Owers: The positive action provisions in The Equality Bill will prove to be a damp squib in practice.

Exten-Wright: The government considered allowing time off for those with civic roles – it’s decided to progress this through campaigns rather than regulation.

Jones: If the government decides to increase the default retirement age to 66 or 67, that should have very little significance other than for those employees on the verge of retirement.

Skeaping: Time off to train – the introduction of this new right next year has sparked some concerns yet it is just the right to request that is being introduced not the right to take time off.

 

Q If you could wish for one regulation to be abolished in 2010, what would it be?

Hine: Section 188 Trade Union & Labour Relations (Consolidation) Act 1992. The provision that collective consultation must last at least 90 days if an employer proposes to dismiss as redundant more than 99 employees is unreasonable.

Gilmartin: Something to abolish before it is brought in – the Information Commissioner’s call for prison sentences for breaches of the Data Protection Act (DPA). Responsibility for DPA is already a hugely onerous job – this proposal would scare anyone witless.

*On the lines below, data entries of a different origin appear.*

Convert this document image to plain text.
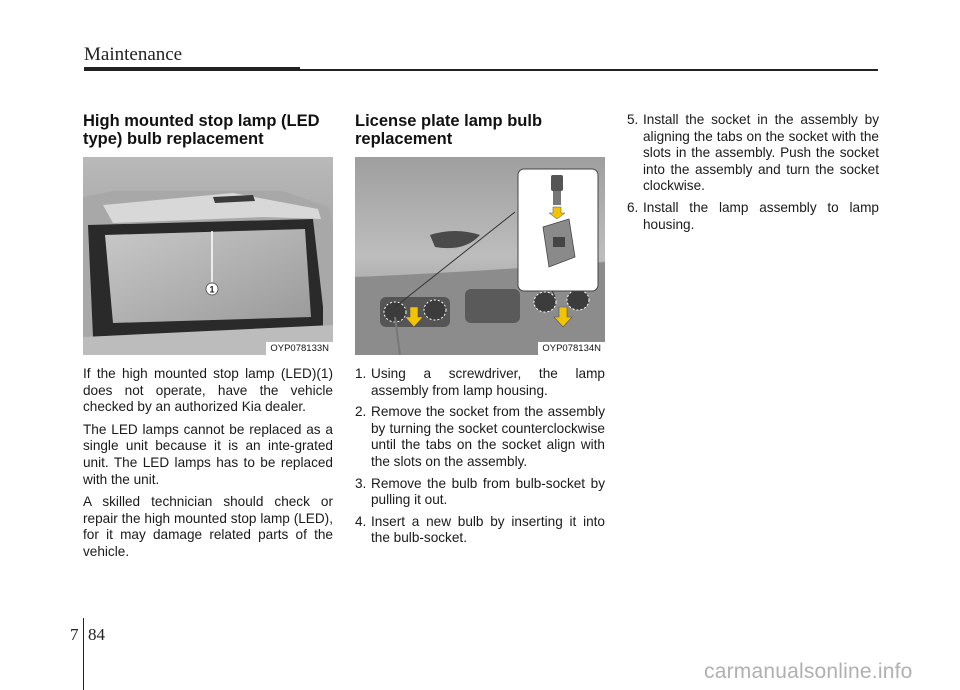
Maintenance
High mounted stop lamp (LED type) bulb replacement
1
OYP078133N

If the high mounted stop lamp (LED)(1) does not operate, have the vehicle checked by an authorized Kia dealer.

The LED lamps cannot be replaced as a single unit because it is an inte-grated unit. The LED lamps has to be replaced with the unit.

A skilled technician should check or repair the high mounted stop lamp (LED), for it may damage related parts of the vehicle.

License plate lamp bulb replacement
OYP078134N
1. Using a screwdriver, the lamp assembly from lamp housing.
2. Remove the socket from the assembly by turning the socket counterclockwise until the tabs on the socket align with the slots on the assembly.
3. Remove the bulb from bulb-socket by pulling it out.
4. Insert a new bulb by inserting it into the bulb-socket.
5. Install the socket in the assembly by aligning the tabs on the socket with the slots in the assembly. Push the socket into the assembly and turn the socket clockwise.
6. Install the lamp assembly to lamp housing.
7 84
carmanualsonline.info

Owers: Section 7, Data Protection Act 1998 – responding to employee subject access requests – need I say more.

Exten-Wright: Parties only have 42 days from being sent a tribunal’s judgment in which to appeal to the EAT, but given current postal system challenges perhaps this time limit and from when time runs should be reviewed.

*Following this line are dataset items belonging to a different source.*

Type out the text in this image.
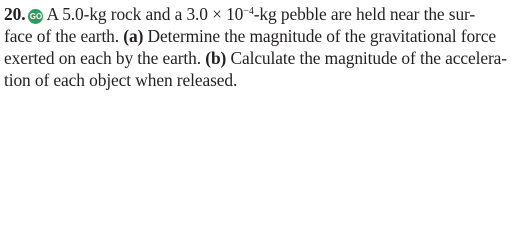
20. GO A 5.0-kg rock and a $3.0 \times 10^{-4}-kg$ pebble are held near the sur-
face of the earth. (a) Determine the magnitude of the gravitational force
exerted on each by the earth. (b) Calculate the magnitude of the accelera-
tion of each object when released.
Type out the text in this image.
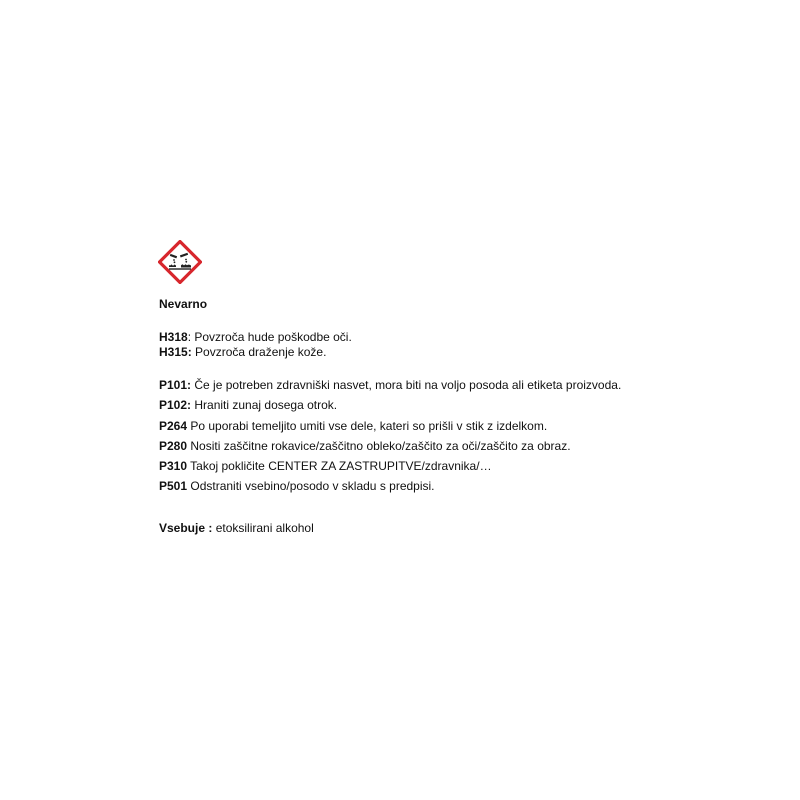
Nevarno
H318: Povzroča hude poškodbe oči.
H315: Povzroča draženje kože.
P101: Če je potreben zdravniški nasvet, mora biti na voljo posoda ali etiketa proizvoda.
P102: Hraniti zunaj dosega otrok.
P264 Po uporabi temeljito umiti vse dele, kateri so prišli v stik z izdelkom.
P280 Nositi zaščitne rokavice/zaščitno obleko/zaščito za oči/zaščito za obraz.
P310 Takoj pokličite CENTER ZA ZASTRUPITVE/zdravnika/…
P501 Odstraniti vsebino/posodo v skladu s predpisi.
Vsebuje : etoksilirani alkohol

Jones: The ability for employees to make Data Protection Subject Access Requests simply as a negotiating tactic in the context of disciplinary or redundancy procedures. It is a complete waste of time and money for the employer.

Skeaping: Just because of the amount of disputes they have generated, the holiday provisions in the Working Time Regulations.

 

Q What was the most important ruling of 2009 and why?

Hine: The rejection of the Heyday challenge.

Gilmartin: Heyday – finally some clarity on the statutory default retirement age.

Owers: Chagger v Abbey National Plc, in which the Court of Appeal held that employees who suffer a stigma when searching for a new job as a result of having brought a discrimination claim against a previous employer are entitled to be compensated for that loss by that employer.

Exten-Wright: Stringer v HMRC – the Lords’ ruling that workers on long-term sick leave may claim statutory holiday pay presents employers with several potential legal and administrative pitfalls.

Jones: The Stringer and Pereda cases taken together have produced a significant additional liability for holiday pay for employers.

Skeaping: The case of Kulkarni v Milton Keynes Hospital NHS Trust creates the possibility that employers may have to allow solicitors to attend disciplinary hearings or risk a finding of unfair dismissal.

 

Q And what was the most over-rated/over-hyped?

Hine: The Acas Code of Conduct – the practical effect on employers so far has been minimal.

Gilmartin: The decision in Stringer v HMRC, which left many employers worried about huge payouts for accrued holiday pay for sick employees. The reality is that, for most, the financial ramifications of this decision will not be so dramatic.

Owers: The High Court’s decision in the long-running Heyday saga.

Exten-Wright: The CWU announced plans to bring a legal action against Royal Mail in respect of its alleged hire of 30,000 temporary workers, which was called off at the 11th hour.

Jones: The two cases on legal representation at disciplinary hearings (R v Governors of X School and Kulkarni v Milton Keynes NHS Foundation Trust) caused something of a stir. In fact, although the case has some significance for certain professions – for example, teaching and medicine – it has very little or no significance for most public and private sector employers.

Skeaping: The House of Lords decision in Stringer v HMRC had been expected to provide all the answers yet it left even more questions on holiday rights accrued during long-term sick leave.